I continue to ruminate on yesterday’s Marianne Moore poem.

Although it’s not hard for me to see why other 20th century poets valued and imitated her on many fronts, clearly I’m both charmed and uneasy about one particular aspect of her technique–the end-line (and particularly the end-of-stanza) hyphens. I hinted at the reason in my last post: I want poetry to be performed, read aloud, interpreted orally. If you can’t do that it may still be poetry of course bu tI’m allowed to dislike it.

So what to do with these hyphens of hers–not the brilliant ones or those that make syntactic or metrical sense, but the others?

May I introduce Miss Emily Dickinson, whose famous “hyphens” or “dashes” almost need a name of their own, since all her poetry existed in (cursive or longhand) manuscript? Some look like full-stops or commas, but collectively they have confounded editors from the beginning. I’ll call them dashes for convenience, as the n-dash is often used when the poems get typeset. Since she often copied out a poem or two to send to a friend, it might seem weird that she frequently changed the punctuation even when she did not substitute a new word (though she often did that too).

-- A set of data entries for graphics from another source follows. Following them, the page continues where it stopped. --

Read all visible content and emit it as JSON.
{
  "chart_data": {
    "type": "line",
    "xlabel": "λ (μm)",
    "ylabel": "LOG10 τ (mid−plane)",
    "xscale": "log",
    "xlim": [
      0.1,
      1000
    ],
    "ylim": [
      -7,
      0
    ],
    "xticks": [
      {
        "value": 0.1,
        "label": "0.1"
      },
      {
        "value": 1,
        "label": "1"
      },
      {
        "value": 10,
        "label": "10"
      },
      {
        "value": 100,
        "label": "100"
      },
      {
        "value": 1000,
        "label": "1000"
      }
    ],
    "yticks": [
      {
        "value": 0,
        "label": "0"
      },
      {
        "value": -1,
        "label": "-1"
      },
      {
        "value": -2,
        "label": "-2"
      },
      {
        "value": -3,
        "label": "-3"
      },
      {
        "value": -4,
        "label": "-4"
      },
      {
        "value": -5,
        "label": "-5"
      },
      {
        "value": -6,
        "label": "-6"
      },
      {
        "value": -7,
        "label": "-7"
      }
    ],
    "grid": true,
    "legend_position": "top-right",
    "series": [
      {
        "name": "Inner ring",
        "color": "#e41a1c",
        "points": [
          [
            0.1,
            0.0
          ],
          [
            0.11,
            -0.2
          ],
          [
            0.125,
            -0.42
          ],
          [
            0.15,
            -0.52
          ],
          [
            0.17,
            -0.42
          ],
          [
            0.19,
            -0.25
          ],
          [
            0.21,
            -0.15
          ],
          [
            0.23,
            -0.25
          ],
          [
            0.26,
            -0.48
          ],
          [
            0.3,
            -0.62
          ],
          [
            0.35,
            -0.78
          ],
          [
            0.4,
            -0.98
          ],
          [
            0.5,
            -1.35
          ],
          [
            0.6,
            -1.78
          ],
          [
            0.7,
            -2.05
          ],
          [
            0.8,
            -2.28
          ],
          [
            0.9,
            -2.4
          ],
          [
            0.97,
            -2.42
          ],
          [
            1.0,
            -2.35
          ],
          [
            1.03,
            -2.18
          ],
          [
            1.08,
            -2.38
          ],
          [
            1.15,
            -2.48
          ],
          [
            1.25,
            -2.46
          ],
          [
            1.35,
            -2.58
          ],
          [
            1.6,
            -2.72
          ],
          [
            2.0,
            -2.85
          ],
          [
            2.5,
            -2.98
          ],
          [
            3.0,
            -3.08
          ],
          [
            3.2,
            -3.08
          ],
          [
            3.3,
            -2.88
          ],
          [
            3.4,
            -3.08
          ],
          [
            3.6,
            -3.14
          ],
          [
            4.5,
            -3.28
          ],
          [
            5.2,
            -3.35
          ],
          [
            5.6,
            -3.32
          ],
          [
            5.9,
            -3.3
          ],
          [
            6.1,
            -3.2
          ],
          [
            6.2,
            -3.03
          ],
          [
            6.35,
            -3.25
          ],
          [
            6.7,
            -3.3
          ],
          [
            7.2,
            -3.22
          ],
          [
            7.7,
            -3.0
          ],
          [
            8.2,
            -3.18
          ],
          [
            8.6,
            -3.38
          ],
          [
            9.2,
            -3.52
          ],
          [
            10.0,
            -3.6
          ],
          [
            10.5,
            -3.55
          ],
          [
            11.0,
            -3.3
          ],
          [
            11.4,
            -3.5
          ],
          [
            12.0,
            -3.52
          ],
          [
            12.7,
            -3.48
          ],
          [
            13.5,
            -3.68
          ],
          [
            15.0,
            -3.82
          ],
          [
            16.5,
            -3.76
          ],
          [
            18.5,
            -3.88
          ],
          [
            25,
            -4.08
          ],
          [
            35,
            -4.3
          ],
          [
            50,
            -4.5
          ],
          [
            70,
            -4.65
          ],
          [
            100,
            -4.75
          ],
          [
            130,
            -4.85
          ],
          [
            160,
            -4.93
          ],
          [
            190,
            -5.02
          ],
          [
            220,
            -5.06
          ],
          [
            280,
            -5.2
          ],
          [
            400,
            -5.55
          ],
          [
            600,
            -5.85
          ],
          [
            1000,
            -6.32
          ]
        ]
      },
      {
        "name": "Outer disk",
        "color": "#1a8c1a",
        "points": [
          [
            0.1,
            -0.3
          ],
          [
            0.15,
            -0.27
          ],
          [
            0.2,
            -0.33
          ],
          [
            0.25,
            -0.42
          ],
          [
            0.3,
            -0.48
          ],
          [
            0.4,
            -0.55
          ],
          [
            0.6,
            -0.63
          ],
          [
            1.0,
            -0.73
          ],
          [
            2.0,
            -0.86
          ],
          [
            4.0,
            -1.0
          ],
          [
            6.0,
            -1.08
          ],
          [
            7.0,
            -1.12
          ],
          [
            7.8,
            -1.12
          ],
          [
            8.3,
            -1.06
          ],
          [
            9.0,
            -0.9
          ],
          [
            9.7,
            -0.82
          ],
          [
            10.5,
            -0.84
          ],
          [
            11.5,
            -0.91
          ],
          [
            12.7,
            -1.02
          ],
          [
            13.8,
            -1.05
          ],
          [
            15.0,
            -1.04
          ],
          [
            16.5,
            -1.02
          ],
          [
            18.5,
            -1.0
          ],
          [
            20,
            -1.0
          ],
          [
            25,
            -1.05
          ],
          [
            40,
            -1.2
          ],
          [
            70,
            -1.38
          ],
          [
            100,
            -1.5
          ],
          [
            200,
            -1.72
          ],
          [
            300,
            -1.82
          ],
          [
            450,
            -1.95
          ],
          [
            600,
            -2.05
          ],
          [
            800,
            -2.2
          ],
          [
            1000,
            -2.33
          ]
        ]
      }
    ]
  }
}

It’s as if each written “performance” was to her an oral performance: she was re-composing in real time. Nothing was ever finished, which is actually quite convenient for a poet or writer of any kind.

Check the penultimate line.

Some Dickinson dashes were clearly rhetorical, elocutionary, or syntactic, some a visual way of organizing, and some remain unexplained and perhaps inexplicable.

Beyond the obvious typology, I see some of them as tics, her mind and pen pausing to reconsider–and if as readers we likewise gift her an instant it forms a bond; and as musical directions, though not literally. Miss Emily played the parlor piano, so it’s possible that she internalized composers’ instructions such as ritardando/a tempo, crescendo/decrescendo, legato/marcato. Whether she did or not, in my mind these markings often constitute instructions to the performer.

People have written whole books on this, I my abandoned dissertation would have delved into Dickinson’s prosody at length.

For most of you this is old news, I know, almost ancient and irrelevant. Thanks for reading.